1.  Do aliens have regulator genes?  Why not – it seems like all earth creatures do.  And if they have these genes, what is to prevent them from coming to a new planet only to be surprised by their own physical changes over a decade of time? or by the changes in their offspring?  A similar idea worked pretty well for Gremlins – that mogwai just didn’t look the same after it incubated in that nasty egg thing.  In the alternative, what if they knew that they would change in earth’s environment?  They could show up looking all normal and innocuous.  They could slowly integrate into society only to become horrible predators after a decade or so.  Heck, this is science fiction – maybe they could “evolve” faster or slower depending on their nefarious plans.  Perhaps a sophisticated alien could control and adjust its own regulator genes.

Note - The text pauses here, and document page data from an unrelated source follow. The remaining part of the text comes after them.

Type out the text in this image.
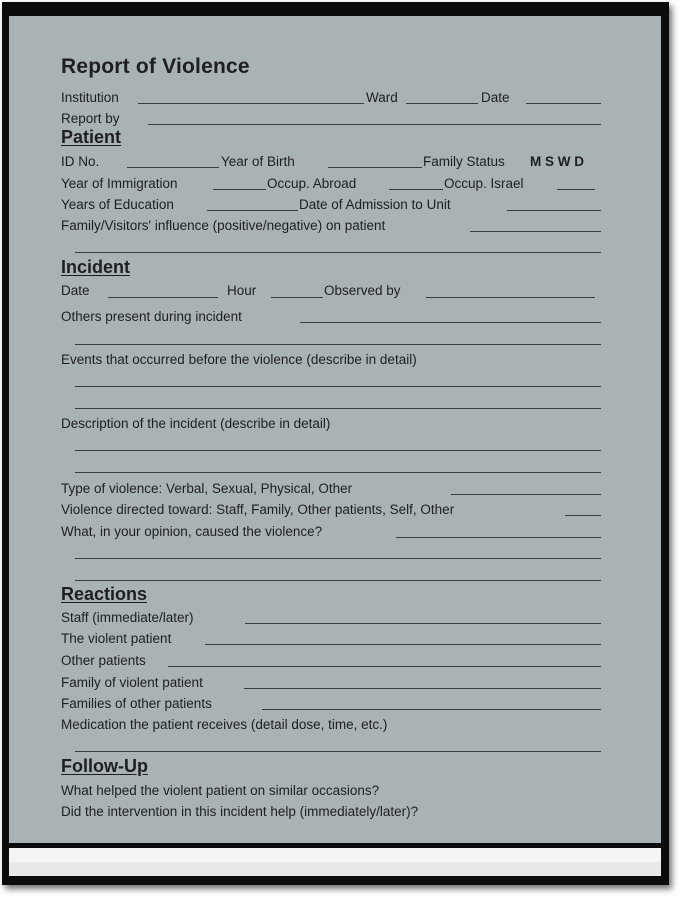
Report of Violence
Institution	Ward	Date
Report by
Patient
ID No.	Year of Birth	Family Status M S W D
Year of Immigration	Occup. Abroad	Occup. Israel
Years of Education	Date of Admission to Unit
Family/Visitors' influence (positive/negative) on patient
Incident
Date	Hour	Observed by
Others present during incident
Events that occurred before the violence (describe in detail)
Description of the incident (describe in detail)
Type of violence: Verbal, Sexual, Physical, Other
Violence directed toward: Staff, Family, Other patients, Self, Other
What, in your opinion, caused the violence?
Reactions
Staff (immediate/later)
The violent patient
Other patients
Family of violent patient
Families of other patients
Medication the patient receives (detail dose, time, etc.)
Follow-Up
What helped the violent patient on similar occasions?
Did the intervention in this incident help (immediately/later)?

2.  What if some beast on this or another planet just keeps evolving as its environment changes?  Perhaps its armor becomes tougher as artillery use increases.  Perhaps its camouflage becomes more effective or it gets faster or it becomes a nocturnal hunter or it heals faster or it reproduces faster.  Monster movies often focus on the human effort to understand the enemy and then, after discovering some tricky weakness we never saw coming, destroying the monster that previously seemed invulnerable.  Threespine Stickleback could offer a much more interesting solution.  What if every time we came to understand the weakness of the monster, it evolved to its new environment?

I’ve said many times that mother earth has enough cool discoveries to fuel a lifetime of sci-fi/fantasy writing.  Readers are becoming more savvy than ever so they are requiring higher levels of sophistication behind our literary inventions.  But with all the cool things scientists are discovering, it isn’t hard to find the solution to whatever you are looking for.

So what do you think?  What are other creative ways we could use this evolutionary discovery to spice up our movie monsters?